On the other hand, if you buy a car and don't pay for it, they can come repossess it.
And in the case of the lawn, you can file small claims, and/or turn it over to a collection agency. BTW, this has not happened to us much, but in the few times it has we also file a report with the credit agencies.
Or just do it the easy way - put a 301 redirect in their htaccess file to a porn site with tons of spyware :)
If you decide to keep the friend, then at a minimum make him sign a letter or recommendation and be a referral but make it clear you won't do any more work on the site without compensation if he's really making money.

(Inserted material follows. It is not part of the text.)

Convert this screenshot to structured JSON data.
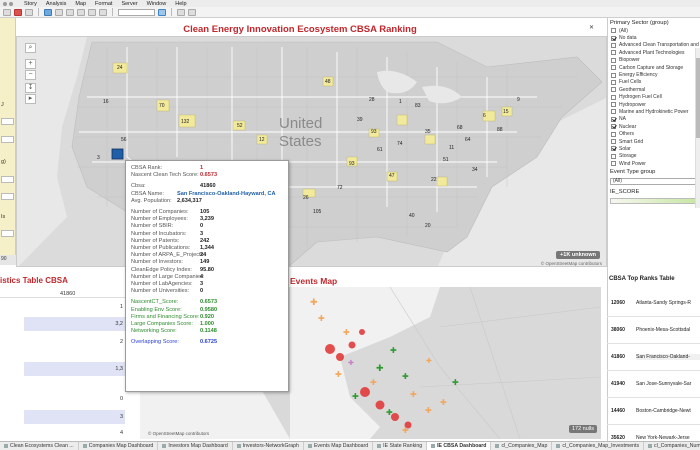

If you need to feed your family and it's a more pressing issue than keeping the friend then I don't see the problem here, if it was verbal or on paper it sounds like you have an agreement he's backing out of and no judge will believe you're working for this guy for free for your own amusement.
Don't know how much is at stake here but I think your least expensive way to get money back is small claims court, some max out at $5k, you'll need all correspondence and detailed accounting of time and expenses walking in the door to win anything, and at this point in most states you need to send an invoice for your work and follow up with collection attempts for at least 120 days or something to prove he's just not paying.
Just document in detail everything you've done and do from this point forward.
I would totally advise against NOT touching his site from this point forward unless you host it, then I would just disable the account for non-payment ;)
This may sound harsh, but the fact that you worked for a whole year without insisting upon any payment whatsoever leads me to think you really have no one but yourself to blame. You're lucky (only in principle) that the site ranked, because making your pay contingent upon Google's whims was deeply stupid.
Walk away. You've paid your tuition; hopefully you've learned the lesson it bought.
Send a letter by post instructing them that you are charging interest and at what rate it is being charged, backdate this to the date the invoice was due.
Once the dollar amount plus interest IS enough to warrant taking it to court, do so.
Secondly, is this question by Steelbank:
How about removing the site from the SE's? Is there a way to have the site removed?
It seems that any SEO that knows how to get a site to rank in the search engines should know the answer to this question.
Maybe, the friend realized that Steelbank did not know what he was doing. Perhaps we’ll never know.